So after something of a hiatus, I’m dating again. I predict this will last about three weeks before I remember how much I hate it and go back to putting all my energy into work and all my free time into deciding which endurance sport to train for next. I don’t want it to be this way, and not just because marathon finisher medals don’t go out and buy me soup when I’m sick. Dating isn’t supposed to be a horrible, exhausting exercise in futility. It should be a fun way to get to know new people, and, if one so desires, a good way to start a relationship. So why isn’t it?
My current theory is that too many of us are dating defensively. By this, I don’t mean when you let your roommate and at least five of your closest friends know exactly where you’re going, and when you think you should be back by, and when they should call you with a fake emergency, and when they should actually call the cops because you might have accidentally gone out with an ax murderer. That’s not defensive dating, that’s just being safe. Defensive dating is when we go into dating not to get to know someone new, but to avoid getting hurt. It’s when you really like someone, but instead of acting like it, you play it super cool, taking your time responding to calls or texts, trying to act unavailable when all you want to do is spend more time with this person.
How I Met Your Mother did a great job of going through many of the defensive dating cliches. There’s the Three Day Rule, which dictates how long one is supposed to call after getting someone’s number. There’s the Platinum Rule, which states you can’t date someone who you see on a regular basis, lest things end poorly. The Date-Time Continuum dictates you can’t make plans with someone any farther into the future than the amount of time you’ve been dating someone. All of these things put us on the defensive, assuming that the person doesn’t want to hear from us right away, or that it’s inevitable that things won’t work out.
Defensive dating takes many forms in real life, too. For some of us, it’s scheduling a date at 7 when we know we have plans with friends at 9 so we have an automatic excuse to get out if it’s going badly, or to seem busy and popular if we’re trying to impress the person. For me and several of my friends, it’s not actually putting someone’s name in your contacts until you think it might last more than a few dates. For one of my coworkers, it’s not giving a guy a personalized ringtone because every time she does, things end shortly thereafter. Lately I haven’t even wanted to talk about promising dates with friends for fear I might jinx something. No one wants to look too eager or too available. No one wants to admit they might actually like someone, because it means admitting we’ll be upset if they don’t like us back.
I can see the reasoning behind not wanting to appear to enthusiastic — no one wants to be a Stage 5 Clinger. A friend recently went on a series of pretty good dates with a smart, funny, generally reasonable human, but when that person started sending upwards of 30 texts a day, she became a bit leery. I’ve gone on dates that seemed okay until the person followed up the date with a phone call, and before I had the chance to respond to said phone call that same person followed up with a text message requesting my email address. In theory, this shouldn’t be as much of a turnoff as it is.

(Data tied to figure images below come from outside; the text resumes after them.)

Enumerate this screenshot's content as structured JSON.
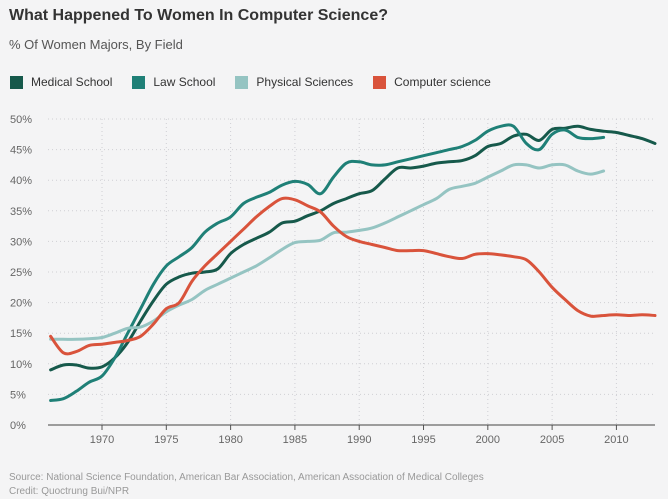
{
  "chart_data": {
    "type": "line",
    "title": "What Happened To Women In Computer Science?",
    "subtitle": "% Of Women Majors, By Field",
    "xlabel": "",
    "ylabel": "",
    "xlim": [
      1965.8,
      2013
    ],
    "ylim": [
      0,
      50
    ],
    "x_ticks": [
      1970,
      1975,
      1980,
      1985,
      1990,
      1995,
      2000,
      2005,
      2010
    ],
    "y_ticks": [
      0,
      5,
      10,
      15,
      20,
      25,
      30,
      35,
      40,
      45,
      50
    ],
    "y_tick_suffix": "%",
    "grid": true,
    "legend_position": "top-left",
    "series": [
      {
        "name": "Medical School",
        "color": "#16594b",
        "points": [
          [
            1966,
            9
          ],
          [
            1967,
            9.8
          ],
          [
            1968,
            9.8
          ],
          [
            1969,
            9.3
          ],
          [
            1970,
            9.5
          ],
          [
            1971,
            11
          ],
          [
            1972,
            13.5
          ],
          [
            1973,
            17
          ],
          [
            1974,
            20.3
          ],
          [
            1975,
            23
          ],
          [
            1976,
            24.2
          ],
          [
            1977,
            24.8
          ],
          [
            1978,
            25
          ],
          [
            1979,
            25.5
          ],
          [
            1980,
            28
          ],
          [
            1981,
            29.5
          ],
          [
            1982,
            30.5
          ],
          [
            1983,
            31.5
          ],
          [
            1984,
            33
          ],
          [
            1985,
            33.3
          ],
          [
            1986,
            34.2
          ],
          [
            1987,
            35
          ],
          [
            1988,
            36.2
          ],
          [
            1989,
            37
          ],
          [
            1990,
            37.8
          ],
          [
            1991,
            38.3
          ],
          [
            1992,
            40.2
          ],
          [
            1993,
            42
          ],
          [
            1994,
            42
          ],
          [
            1995,
            42.3
          ],
          [
            1996,
            42.8
          ],
          [
            1997,
            43
          ],
          [
            1998,
            43.2
          ],
          [
            1999,
            44
          ],
          [
            2000,
            45.5
          ],
          [
            2001,
            46
          ],
          [
            2002,
            47.2
          ],
          [
            2003,
            47.5
          ],
          [
            2004,
            46.5
          ],
          [
            2005,
            48.3
          ],
          [
            2006,
            48.5
          ],
          [
            2007,
            48.8
          ],
          [
            2008,
            48.3
          ],
          [
            2009,
            48
          ],
          [
            2010,
            47.8
          ],
          [
            2011,
            47.3
          ],
          [
            2012,
            46.8
          ],
          [
            2013,
            46
          ]
        ]
      },
      {
        "name": "Law School",
        "color": "#1f8077",
        "points": [
          [
            1966,
            4
          ],
          [
            1967,
            4.3
          ],
          [
            1968,
            5.5
          ],
          [
            1969,
            7
          ],
          [
            1970,
            8
          ],
          [
            1971,
            11
          ],
          [
            1972,
            15
          ],
          [
            1973,
            19
          ],
          [
            1974,
            23
          ],
          [
            1975,
            26
          ],
          [
            1976,
            27.5
          ],
          [
            1977,
            29
          ],
          [
            1978,
            31.5
          ],
          [
            1979,
            33
          ],
          [
            1980,
            34
          ],
          [
            1981,
            36.2
          ],
          [
            1982,
            37.2
          ],
          [
            1983,
            38
          ],
          [
            1984,
            39.2
          ],
          [
            1985,
            39.8
          ],
          [
            1986,
            39.3
          ],
          [
            1987,
            37.8
          ],
          [
            1988,
            40.5
          ],
          [
            1989,
            42.8
          ],
          [
            1990,
            43
          ],
          [
            1991,
            42.5
          ],
          [
            1992,
            42.5
          ],
          [
            1993,
            43
          ],
          [
            1994,
            43.5
          ],
          [
            1995,
            44
          ],
          [
            1996,
            44.5
          ],
          [
            1997,
            45
          ],
          [
            1998,
            45.5
          ],
          [
            1999,
            46.5
          ],
          [
            2000,
            48
          ],
          [
            2001,
            48.8
          ],
          [
            2002,
            48.8
          ],
          [
            2003,
            46
          ],
          [
            2004,
            45
          ],
          [
            2005,
            47.5
          ],
          [
            2006,
            48.2
          ],
          [
            2007,
            47
          ],
          [
            2008,
            46.8
          ],
          [
            2009,
            47
          ]
        ]
      },
      {
        "name": "Physical Sciences",
        "color": "#95c4c2",
        "points": [
          [
            1966,
            14
          ],
          [
            1967,
            14
          ],
          [
            1968,
            14
          ],
          [
            1969,
            14.1
          ],
          [
            1970,
            14.3
          ],
          [
            1971,
            15
          ],
          [
            1972,
            15.8
          ],
          [
            1973,
            16
          ],
          [
            1974,
            17
          ],
          [
            1975,
            18.5
          ],
          [
            1976,
            19.6
          ],
          [
            1977,
            20.5
          ],
          [
            1978,
            22
          ],
          [
            1979,
            23
          ],
          [
            1980,
            24
          ],
          [
            1981,
            25
          ],
          [
            1982,
            26
          ],
          [
            1983,
            27.3
          ],
          [
            1984,
            28.7
          ],
          [
            1985,
            29.8
          ],
          [
            1986,
            30
          ],
          [
            1987,
            30.2
          ],
          [
            1988,
            31.4
          ],
          [
            1989,
            31.5
          ],
          [
            1990,
            31.8
          ],
          [
            1991,
            32.2
          ],
          [
            1992,
            33
          ],
          [
            1993,
            34
          ],
          [
            1994,
            35
          ],
          [
            1995,
            36
          ],
          [
            1996,
            37
          ],
          [
            1997,
            38.5
          ],
          [
            1998,
            39
          ],
          [
            1999,
            39.5
          ],
          [
            2000,
            40.5
          ],
          [
            2001,
            41.5
          ],
          [
            2002,
            42.5
          ],
          [
            2003,
            42.5
          ],
          [
            2004,
            42
          ],
          [
            2005,
            42.5
          ],
          [
            2006,
            42.5
          ],
          [
            2007,
            41.5
          ],
          [
            2008,
            41
          ],
          [
            2009,
            41.5
          ]
        ]
      },
      {
        "name": "Computer science",
        "color": "#d9533b",
        "points": [
          [
            1966,
            14.5
          ],
          [
            1967,
            11.8
          ],
          [
            1968,
            12
          ],
          [
            1969,
            13
          ],
          [
            1970,
            13.2
          ],
          [
            1971,
            13.5
          ],
          [
            1972,
            13.8
          ],
          [
            1973,
            14.5
          ],
          [
            1974,
            16.5
          ],
          [
            1975,
            19
          ],
          [
            1976,
            20
          ],
          [
            1977,
            23.5
          ],
          [
            1978,
            26
          ],
          [
            1979,
            28
          ],
          [
            1980,
            30
          ],
          [
            1981,
            32
          ],
          [
            1982,
            34
          ],
          [
            1983,
            35.7
          ],
          [
            1984,
            37
          ],
          [
            1985,
            36.8
          ],
          [
            1986,
            35.8
          ],
          [
            1987,
            34.8
          ],
          [
            1988,
            32.5
          ],
          [
            1989,
            30.8
          ],
          [
            1990,
            30
          ],
          [
            1991,
            29.5
          ],
          [
            1992,
            29
          ],
          [
            1993,
            28.5
          ],
          [
            1994,
            28.5
          ],
          [
            1995,
            28.5
          ],
          [
            1996,
            28
          ],
          [
            1997,
            27.5
          ],
          [
            1998,
            27.2
          ],
          [
            1999,
            27.9
          ],
          [
            2000,
            28
          ],
          [
            2001,
            27.8
          ],
          [
            2002,
            27.5
          ],
          [
            2003,
            27
          ],
          [
            2004,
            25
          ],
          [
            2005,
            22.5
          ],
          [
            2006,
            20.5
          ],
          [
            2007,
            18.7
          ],
          [
            2008,
            17.8
          ],
          [
            2009,
            17.9
          ],
          [
            2010,
            18
          ],
          [
            2011,
            17.9
          ],
          [
            2012,
            18
          ],
          [
            2013,
            17.9
          ]
        ]
      }
    ]
  },
  "footer": {
    "source": "Source: National Science Foundation, American Bar Association, American Association of Medical Colleges",
    "credit": "Credit: Quoctrung Bui/NPR"
  }
}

Why shouldn’t we be flattered that someone clearly is interested in us? For me, this level of attention is only problematic when I kind of already know I’m not that into a person and am looking for an excuse to call him clingy and write him off. From people I’ve actually liked, I’ve accepted texts that say “I miss you” when I’d seen the person half an hour ago.
My point is this: all these dating “rules” exist to protect us from rejection by people who aren’t that into us. The whole point of dating is to find people we like, so why don’t we just act like it? Why are we calculating the number of minutes before we respond to a text, or creating complicated equations for how far in advance we can make plans with someone based on the number of weeks we’ve been going out? Granted, we also shouldn’t pull a Ted and declare our love for someone on a first date, but since when did it become so terrifying to tell someone we like that we like them? If the person likes us back, they’ll be thrilled to hear it, and if they don’t, then they weren’t worth our time in the first place. In the wise words of that Ingrid Michaelson song I’m currently obsessed with, “All the broken hearts in the world still beat. Let’s not make it harder than it has to be.” No one ever died of an unreturned phone call. How many romantic connections have been missed because both people were too scared to make the first move?
Let’s be done with defensive dating. Success in dating isn’t measured by who gets hurt the least. It’s defined by finding someone you’re thrilled to be with, who feels the same way about you. Let’s stop being afraid to call the next day or to text just because we saw something that made us think of them. Yes, it might lead to quicker rejection in the short term, but those rejections are going to liberate us from overanalyzing something that was never really going anywhere in the first place. It’ll also free us up to devote our energy to dating scenarios that could actually work.